Having been involved with the UM Gilbert and Sullivan Society for seven shows now, I’ve had plenty of opportunity to see their shows and compare them to each other. Princess Ida, in my opinion, was one of the better ones they’ve done in the time I’ve worked with them.
The plot is as follows. Princess Ida has renounced men and is running a school for women. Her husband, Prince Hilarion, to whom she was married twenty years ago when they were both infants, comes looking for her with his two trusted friends, Florian and Cyril. To get into contact with her, they sneak into the castle dressed as female students.
Ida‘s libretto is in itself quite humorous (as it should be): the humor is on the subtle side, mostly deriving comic effect from wordplay, tongue-in-cheek comments, or absurd statements. For example, the lyrics of one song go, “Like most sons are we, Masculine in sex.” I, for one, was taken by surprise when first they delivered this line, expecting something less obvious. Or, while preparing for a battle, Princess Ida surveys her troops: “My fusiliers, advance! Why, you are armed with axes! Gilded toys! Where are your rifles, pray?” Chloe, the head of the fusiliers, replies: “Why, please you, ma’am, we left them in the armoury, for fear that in the heat and turmoil of the fight, they might go off!” With every show I watch, my respect for Gilbert’s writing abilities increases. If I could be as humorous a writer, I would be so happy.

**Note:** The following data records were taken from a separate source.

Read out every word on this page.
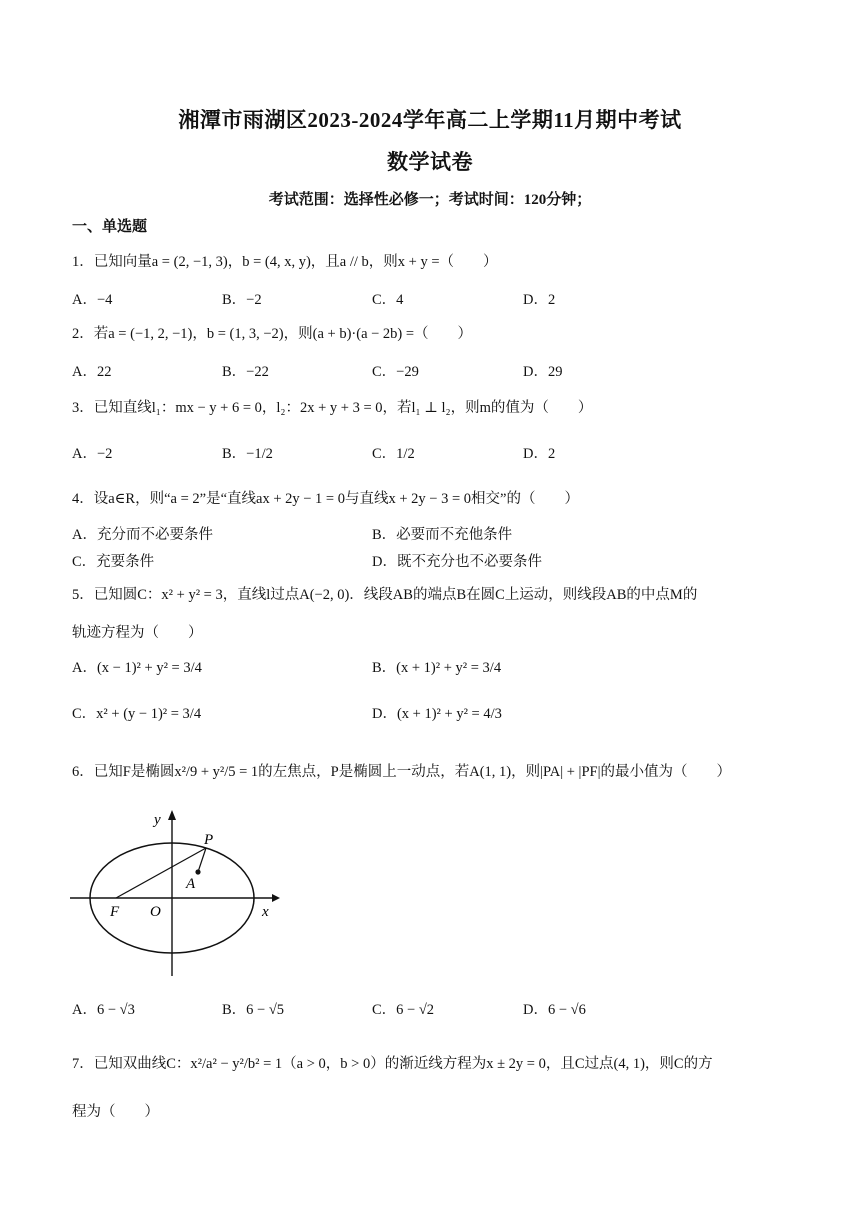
湘潭市雨湖区2023-2024学年高二上学期11月期中考试
数学试卷
考试范围：选择性必修一；考试时间：120分钟；
一、单选题
1．已知向量a = (2, −1, 3)，b = (4, x, y)，且a // b，则x + y =（　　）
A．−4	B．−2	C．4	D．2
2．若a = (−1, 2, −1)，b = (1, 3, −2)，则(a + b)·(a − 2b) =（　　）
A．22	B．−22	C．−29	D．29
3．已知直线l₁：mx − y + 6 = 0，l₂：2x + y + 3 = 0，若l₁ ⊥ l₂，则m的值为（　　）
A．−2	B．−1/2	C．1/2	D．2
4．设a∈R，则“a = 2”是“直线ax + 2y − 1 = 0与直线x + 2y − 3 = 0相交”的（　　）
A．充分而不必要条件	B．必要而不充他条件
C．充要条件	D．既不充分也不必要条件
5．已知圆C：x² + y² = 3，直线l过点A(−2, 0)．线段AB的端点B在圆C上运动，则线段AB的中点M的
轨迹方程为（　　）
A．(x − 1)² + y² = 3/4	B．(x + 1)² + y² = 3/4
C．x² + (y − 1)² = 3/4	D．(x + 1)² + y² = 4/3
6．已知F是椭圆x²/9 + y²/5 = 1的左焦点，P是椭圆上一动点，若A(1, 1)，则|PA| + |PF|的最小值为（　　）
y
x
P
A
F O
A．6 − √3	B．6 − √5	C．6 − √2	D．6 − √6
7．已知双曲线C：x²/a² − y²/b² = 1（a > 0，b > 0）的渐近线方程为x ± 2y = 0，且C过点(4, 1)，则C的方
程为（　　）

Then, on the other hand, there are the moments of genuine emotion that Gilbert and Sullivan manage to integrate into even the absurdity of their shows. For me this moment came when the students were preparing for battle and came onstage in their military uniforms, wielding weapons. That song, “Death to the invader,” is musically the most reminiscent to a tragic opera. It is chromatic and full of desperation. The girls don’t want to fight, but they are there for Princess Ida, and that knowledge added to the music makes it clear they are on a doomed last stand.
I think that emotion is part of what has made Gilbert and Sullivan’s work so enduring. Their operettas may be comic and quite ludicrous, full of legal technicalities that magically save the day, but their characters, for the most part, are genuine and believable. (And if you are worrying after reading the part about the doomed last stand, don’t, because there is no bloodshed in Princess Ida. Everyone lives safely and happily ever after.)